India is set for record growth in 2023 after pharma manufacturers report surging international partnering at CPHI Frankfurt. Contract Manufacturing organisations (CMO) appear to be the biggest beneficiaries of new contracts, closely followed by API manufacturers in the country. In fact, for the first time Indian API manufacturing has surpassed the quality scores of even Europe’s leading API hub – Italy – in the CPHI Annual Survey.
Last week’s CPHI Frankfurt saw a return to the event's pre-pandemic scale with the industry partnering at record pace and Indian companies reporting surging interest from the EU and in particular USA. Companies in both the USA and Europe are reportedly deepening ties with India’s pharma industry as a response to recent macro-sourcing changes.
“We have been growing extremely quickly in the last few years and this is being driven by an increasing volume of contract services work emerging from the United States – particularly for late-stage projects. Biotechs are using our chemistry services and then going longer in development, while big pharma sees India as a key strategic development hub,” said Ramesh Subramanian, Chief Commercial Officer at Aragen.
India has seen improved scores from international executives across all metrics in the new CPHI Annual Report and, mirroring this trend, CPHI & PMEC India expects representatives from more than 79 countries when the show opens later this month (29 November – 1st December).
What’s exciting for CPHI is that we are playing an integral role at the heart of this dynamism by empowering the country’s industry with the partnering it needs to fuel growth
In fact, the country has seen record rises in many categories and has overtaken Japan, Switzerland, Italy and France in the overall rankings, finishing only behind the UK, Germany and the USA. The country was also identified by nearly 50% of pharma industry executives as the biggest beneficiary of ‘geo-sourcing strategies’ in the next three years. India recorded its largest ever improvements in scores for the quality of its ‘finished dose manufacturing’ and ‘API manufacturing’ – with a massive 15% gain in the latter category.

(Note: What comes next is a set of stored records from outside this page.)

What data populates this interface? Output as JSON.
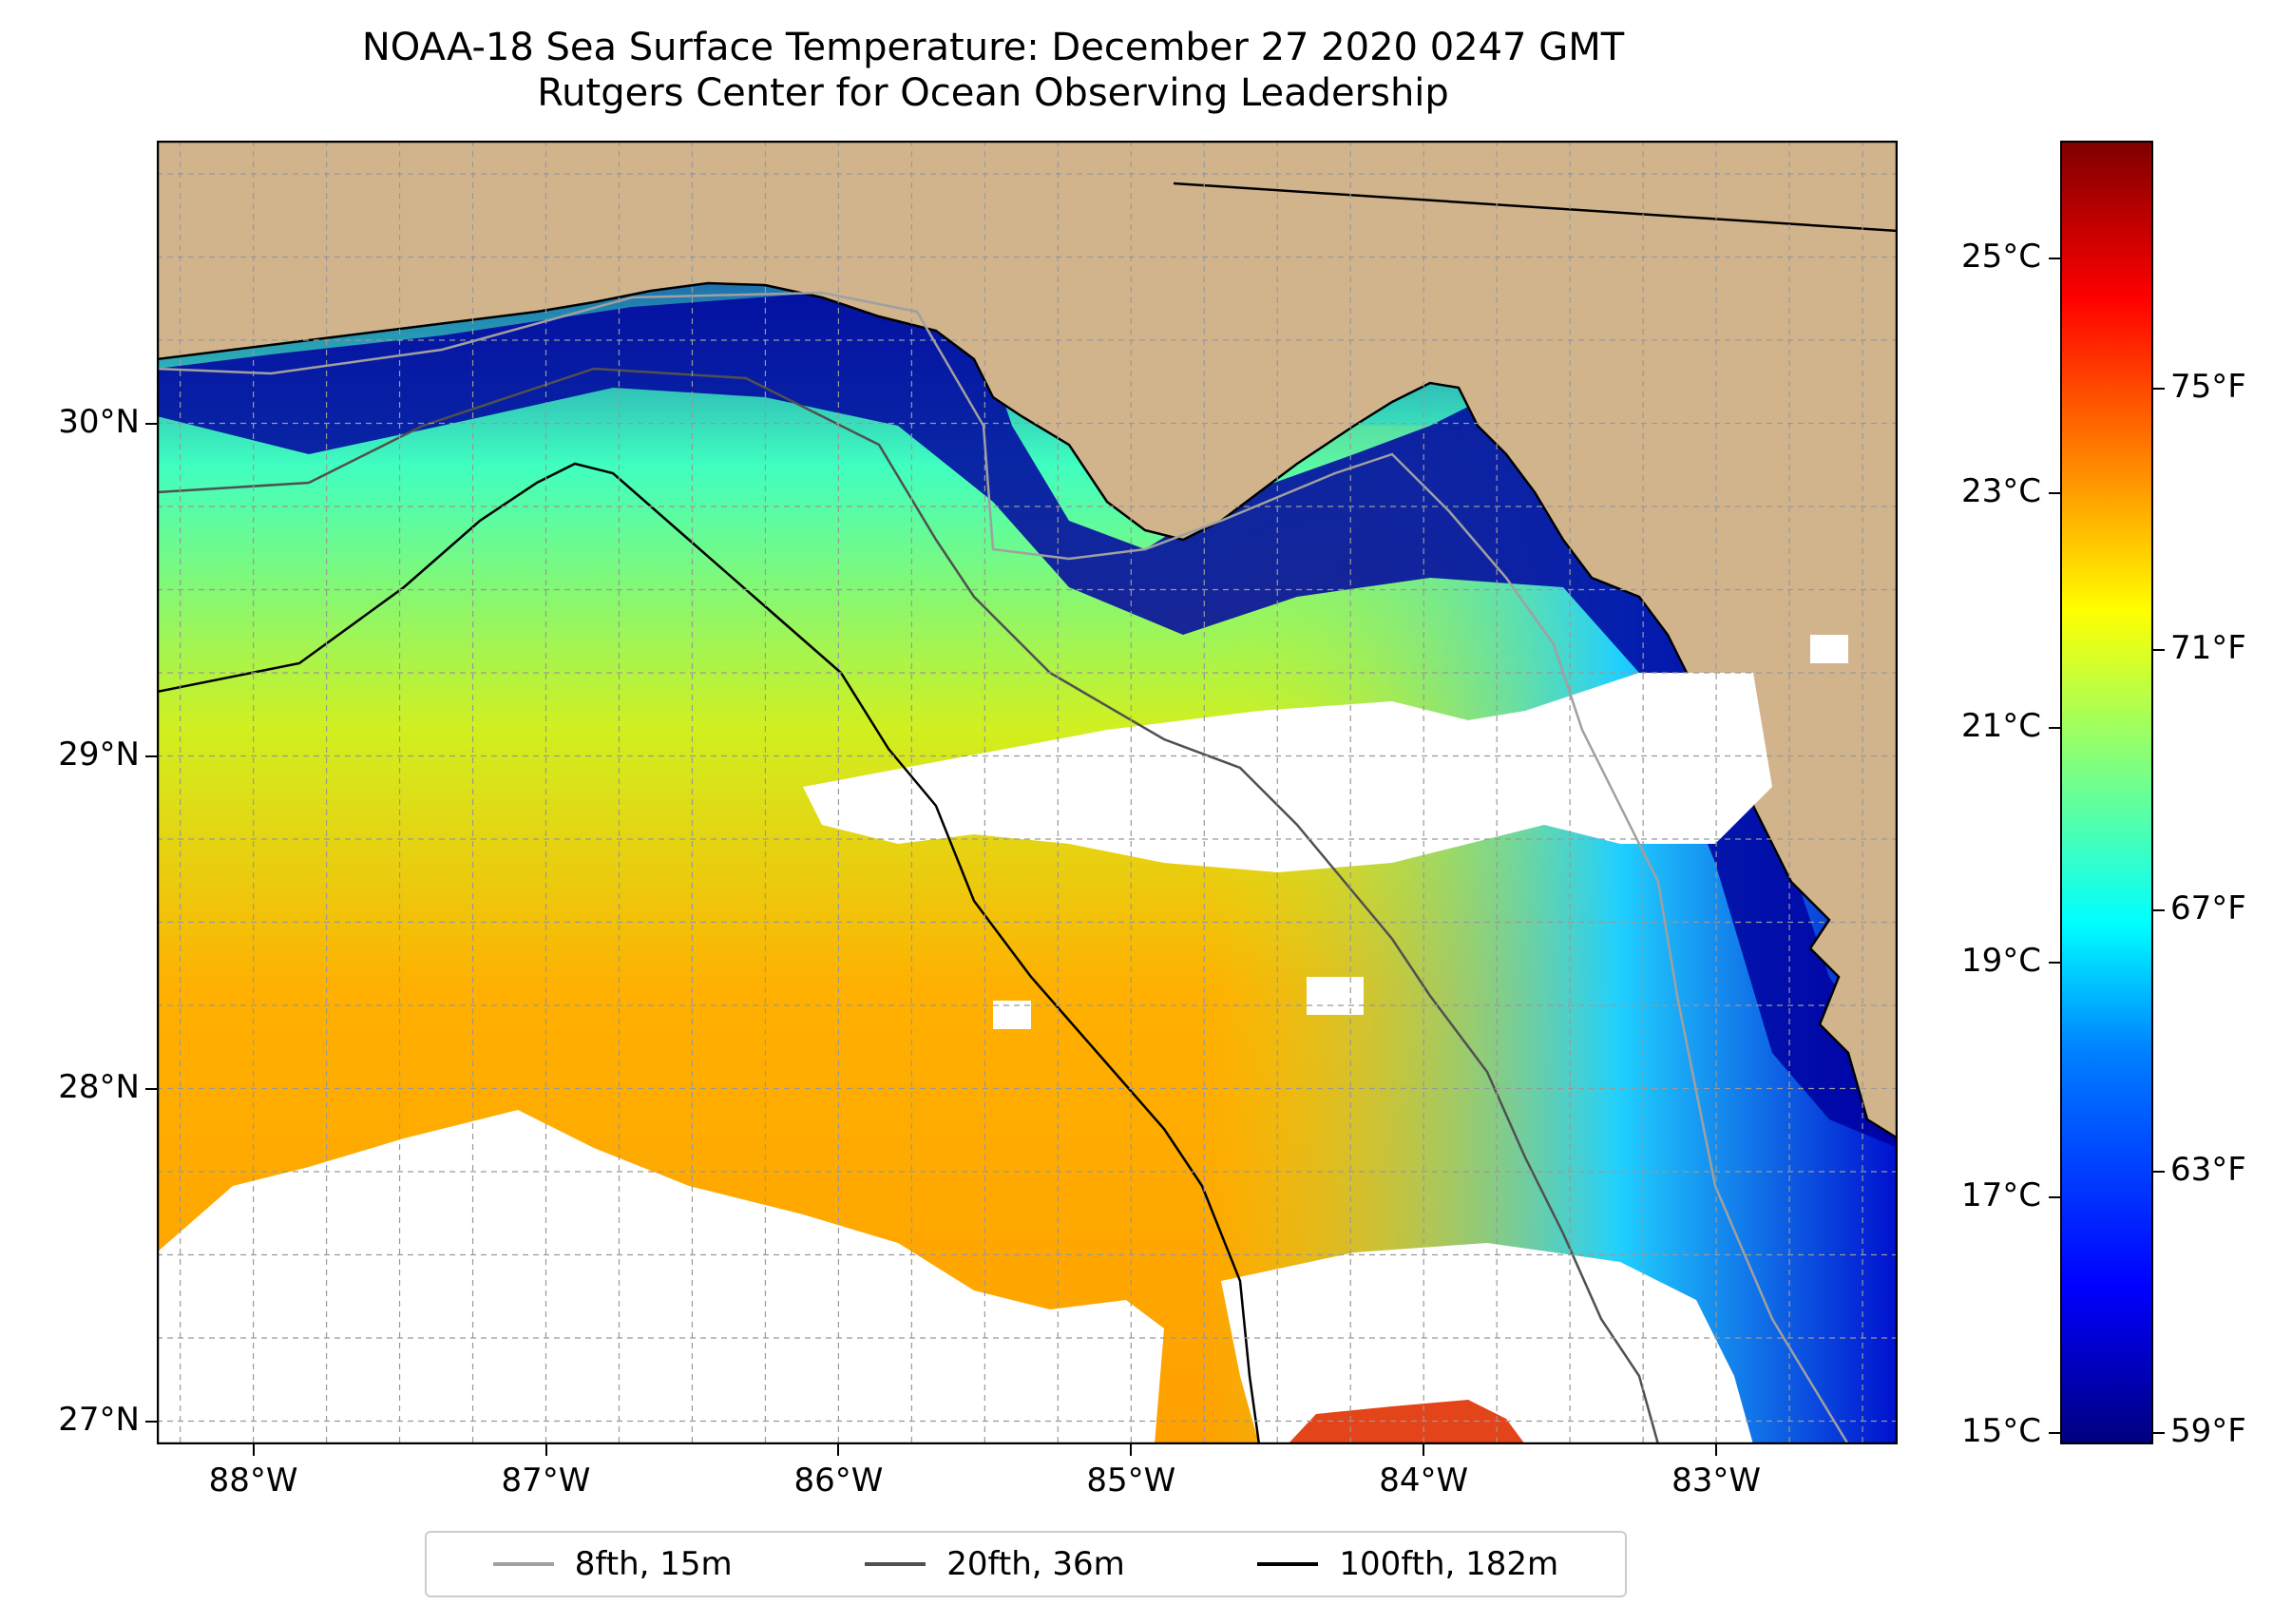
{
  "title": {
    "line1": "NOAA-18 Sea Surface Temperature: December 27 2020 0247 GMT",
    "line2": "Rutgers Center for Ocean Observing Leadership"
  },
  "map": {
    "lon_range": [
      -88.33,
      -82.38
    ],
    "lat_range": [
      26.93,
      30.85
    ],
    "lon_labels": [
      "88°W",
      "87°W",
      "86°W",
      "85°W",
      "84°W",
      "83°W"
    ],
    "lon_values": [
      -88,
      -87,
      -86,
      -85,
      -84,
      -83
    ],
    "lat_labels": [
      "30°N",
      "29°N",
      "28°N",
      "27°N"
    ],
    "lat_values": [
      30,
      29,
      28,
      27
    ],
    "land_color": "#d2b48c",
    "cloud_color": "#ffffff",
    "grid": "dashed"
  },
  "legend": {
    "items": [
      {
        "label": "8fth, 15m",
        "color": "#a0a0a0"
      },
      {
        "label": "20fth, 36m",
        "color": "#505050"
      },
      {
        "label": "100fth, 182m",
        "color": "#000000"
      }
    ]
  },
  "colorbar": {
    "celsius_labels": [
      "25°C",
      "23°C",
      "21°C",
      "19°C",
      "17°C",
      "15°C"
    ],
    "celsius_values": [
      25,
      23,
      21,
      19,
      17,
      15
    ],
    "fahrenheit_labels": [
      "75°F",
      "71°F",
      "67°F",
      "63°F",
      "59°F"
    ],
    "fahrenheit_values": [
      75,
      71,
      67,
      63,
      59
    ],
    "range_celsius": [
      14.9,
      26.0
    ],
    "colormap": "jet"
  }
}
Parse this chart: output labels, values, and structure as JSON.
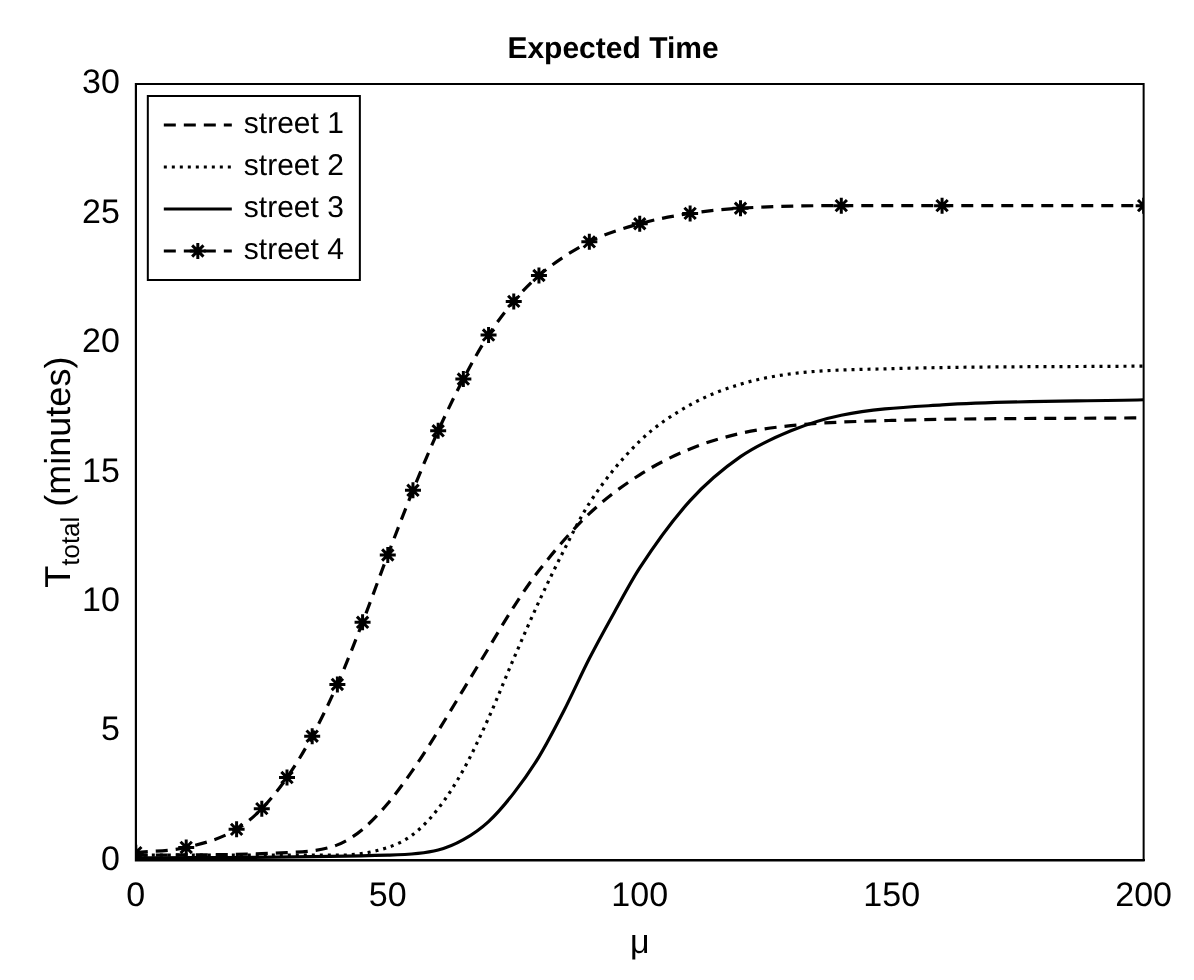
{
  "chart_data": {
    "type": "line",
    "title": "Expected Time",
    "xlabel": "μ",
    "ylabel": "T$_{total}$ (minutes)",
    "xlim": [
      0,
      200
    ],
    "xticks": [
      0,
      50,
      100,
      150,
      200
    ],
    "ylim": [
      0,
      30
    ],
    "yticks": [
      0,
      5,
      10,
      15,
      20,
      25,
      30
    ],
    "grid": false,
    "legend": "top left",
    "series": [
      {
        "name": "street 1",
        "color": "#000000",
        "line_style": "dashed",
        "marker": "none",
        "x": [
          0,
          30,
          40,
          45,
          50,
          55,
          60,
          65,
          70,
          75,
          80,
          90,
          100,
          110,
          120,
          130,
          150,
          200
        ],
        "values": [
          0.2,
          0.3,
          0.6,
          1.2,
          2.2,
          3.5,
          5.0,
          6.6,
          8.2,
          9.8,
          11.2,
          13.4,
          14.9,
          15.9,
          16.5,
          16.8,
          17.0,
          17.1
        ]
      },
      {
        "name": "street 2",
        "color": "#000000",
        "line_style": "dotted",
        "marker": "none",
        "x": [
          0,
          40,
          50,
          55,
          60,
          65,
          70,
          75,
          80,
          85,
          90,
          100,
          110,
          120,
          130,
          150,
          200
        ],
        "values": [
          0.2,
          0.2,
          0.5,
          1.0,
          2.0,
          3.5,
          5.5,
          7.8,
          10.0,
          12.0,
          13.8,
          16.2,
          17.6,
          18.4,
          18.8,
          19.0,
          19.1
        ]
      },
      {
        "name": "street 3",
        "color": "#000000",
        "line_style": "solid",
        "marker": "none",
        "x": [
          0,
          50,
          60,
          65,
          70,
          75,
          80,
          85,
          90,
          95,
          100,
          110,
          120,
          130,
          140,
          160,
          200
        ],
        "values": [
          0.1,
          0.2,
          0.4,
          0.8,
          1.5,
          2.6,
          4.0,
          5.8,
          7.8,
          9.6,
          11.3,
          13.9,
          15.6,
          16.6,
          17.2,
          17.6,
          17.8
        ]
      },
      {
        "name": "street 4",
        "color": "#000000",
        "line_style": "dashed",
        "marker": "cross",
        "x": [
          0,
          10,
          20,
          25,
          30,
          35,
          40,
          45,
          50,
          55,
          60,
          65,
          70,
          75,
          80,
          90,
          100,
          110,
          120,
          140,
          160,
          200
        ],
        "values": [
          0.3,
          0.5,
          1.2,
          2.0,
          3.2,
          4.8,
          6.8,
          9.2,
          11.8,
          14.3,
          16.6,
          18.6,
          20.3,
          21.6,
          22.6,
          23.9,
          24.6,
          25.0,
          25.2,
          25.3,
          25.3,
          25.3
        ]
      }
    ]
  }
}
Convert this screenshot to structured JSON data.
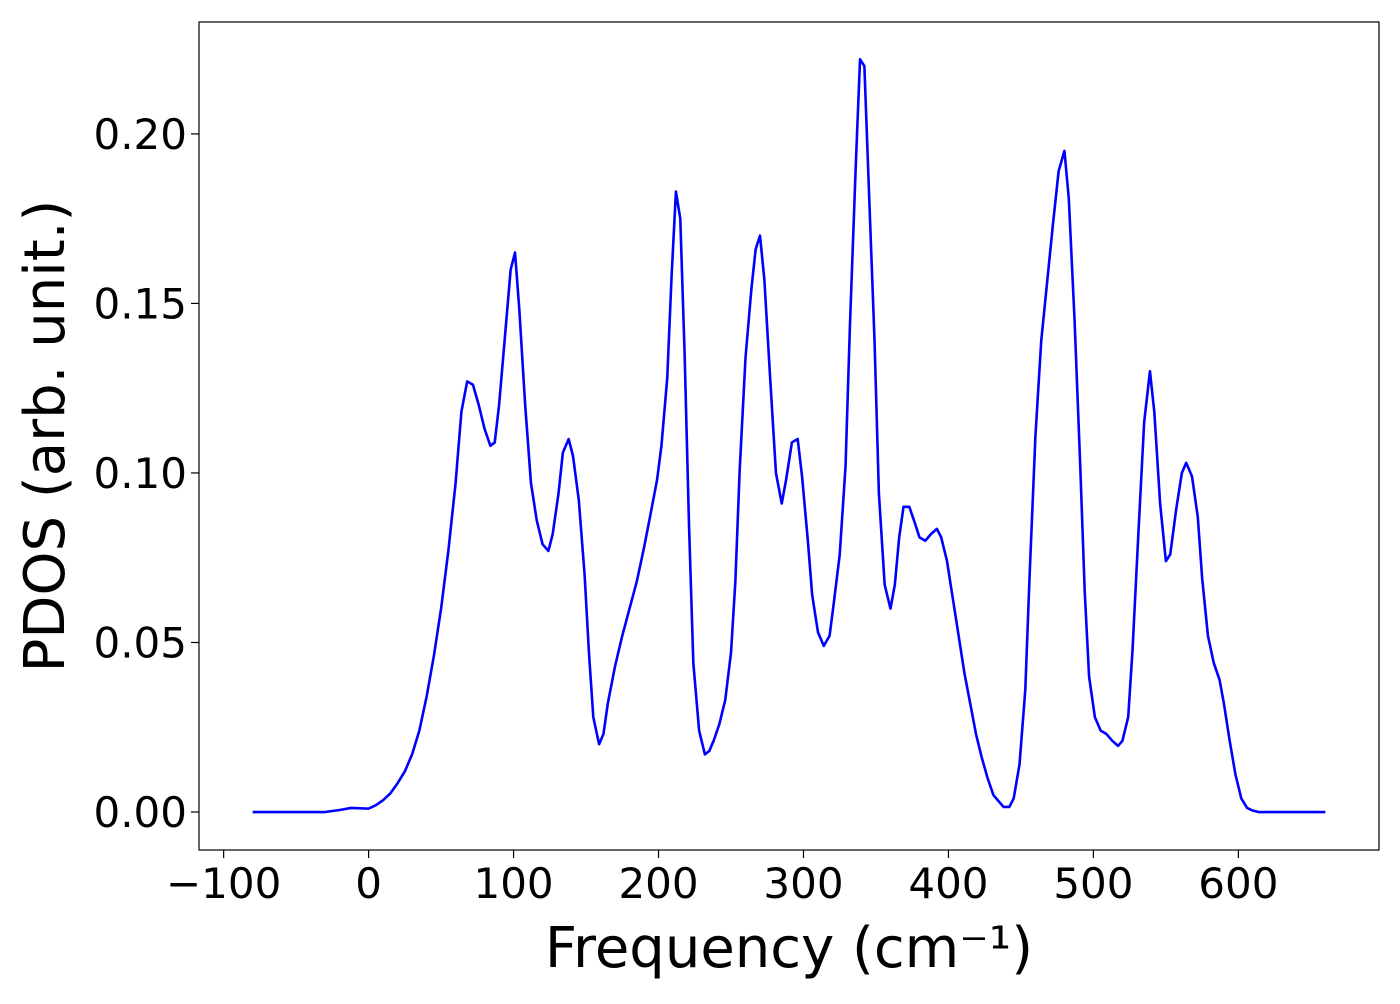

With these positive results as the event’s backdrop, the 16th CPHI & PMEC India will run in a hybrid form – with a two week online partnering platform either side of the in-person event at India Expo Centre (Greater Noida) in the New Delhi Capital Region. Pharmaceutical machinery is predicted to be in high demand as both generic companies and CDMOs invest in next generation equipment like continuous processing and advanced analytical equipment to help maintain the country’s impressive 15% annualised growth rate.
“We are at a key moment for India as it achieves comparable and even improved quality with many European nations. This coupled with geo-sourcing strategies underway means that in the next year and the year’s that follow India is likely to see a sustained period as one of pharma’s fastest innovating and growing nations. What’s exciting for CPHI is that we are playing an integral role at the heart of this dynamism by empowering the country’s industry with the partnering it needs to fuel growth,” said Olga Ponomareva-Stepnaya, Brand Manager for CPHI India.
CPHI India will feature India Pharma Week, along with the 6th annual Pre-connect congress, the Women in Pharma roundtable, the eco roundtable and the India Pharma Awards. The event will see around 40,000 executives attend from more than 70 countries, of which nearly 50% are C-Suite and 65% have purchasing responsibility. Thousands of global companies will gather to get new insights and contacts in what is predicted to be pharma’s most competitive marketplace in 2023.